In response to questions at Senate Estimates earlier this week, officials said insurers had "identified" and quantified the impact on premiums in their submissions for this year's 1 April increase.
The average 3.95 percent increase was the lowest in 17 years.
In a statement, the MTAA said the agreement it signed with health minister Greg Hunt in October last year will reduce private health insurers’ payments for medical devices by $1.1 billion over the next four years.
"On an aggregate level has removed the differences between public and private pricing," it said.
"MTAA has always highlighted the fact that medical devices represent 10% of private health insurers overall costs and therefore a reduction in medical technology benefits would only result in a modest reduction in premium increases."
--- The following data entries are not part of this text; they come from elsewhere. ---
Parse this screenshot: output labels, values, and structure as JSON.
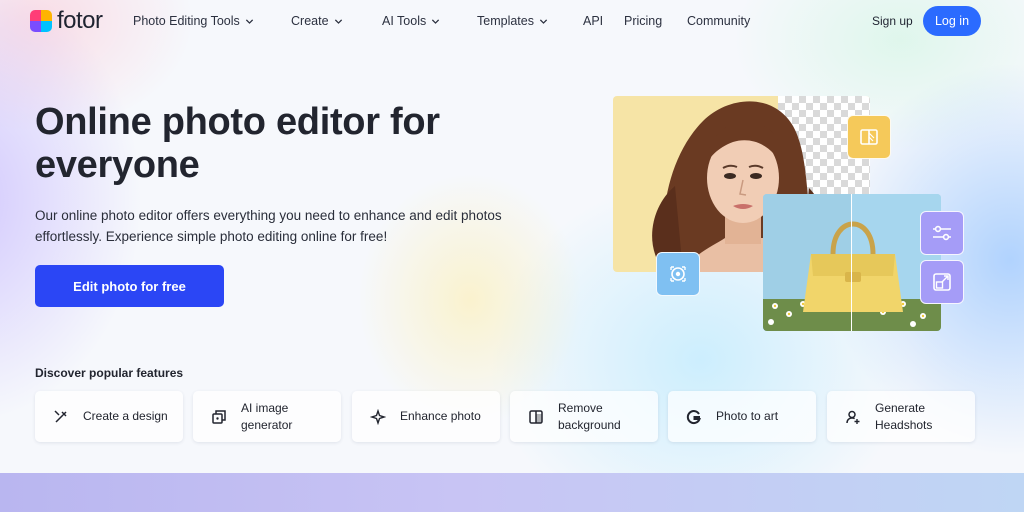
{
  "brand": {
    "name": "fotor",
    "colors": [
      "#ff3d77",
      "#ffb400",
      "#7a4dff",
      "#00c2ff"
    ]
  },
  "nav": {
    "items": [
      {
        "label": "Photo Editing Tools",
        "has_dropdown": true
      },
      {
        "label": "Create",
        "has_dropdown": true
      },
      {
        "label": "AI Tools",
        "has_dropdown": true
      },
      {
        "label": "Templates",
        "has_dropdown": true
      },
      {
        "label": "API",
        "has_dropdown": false
      },
      {
        "label": "Pricing",
        "has_dropdown": false
      },
      {
        "label": "Community",
        "has_dropdown": false
      }
    ],
    "signup_label": "Sign up",
    "login_label": "Log in",
    "accent": "#2b6bff"
  },
  "hero": {
    "title": "Online photo editor for everyone",
    "description": "Our online photo editor offers everything you need to enhance and edit photos effortlessly. Experience simple photo editing online for free!",
    "cta_label": "Edit photo for free",
    "cta_color": "#2b46f5",
    "illustration_icons": [
      "background-remove-icon",
      "ai-enhance-icon",
      "adjust-sliders-icon",
      "resize-icon"
    ]
  },
  "features": {
    "title": "Discover popular features",
    "items": [
      {
        "label": "Create a design",
        "icon": "design-pen-icon"
      },
      {
        "label": "AI image generator",
        "icon": "ai-image-icon"
      },
      {
        "label": "Enhance photo",
        "icon": "sparkle-enhance-icon"
      },
      {
        "label": "Remove background",
        "icon": "remove-bg-icon"
      },
      {
        "label": "Photo to art",
        "icon": "photo-art-icon"
      },
      {
        "label": "Generate Headshots",
        "icon": "headshot-icon"
      }
    ]
  }
}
“We welcome comments from the Department of Health that our Agreement has directly resulted in delivering the lowest premium increase in 17 years, which has been directly attributed to the $1.1 billion cuts in revenue to the medical device industry," said MTAA CEO Ian Burgess.
“The medical technology industry believes access to a full range of medical technology is the most valuable component of a private health insurance policy and we’re committed to doing what we do best – assist patients lead healthier and more productive lives.”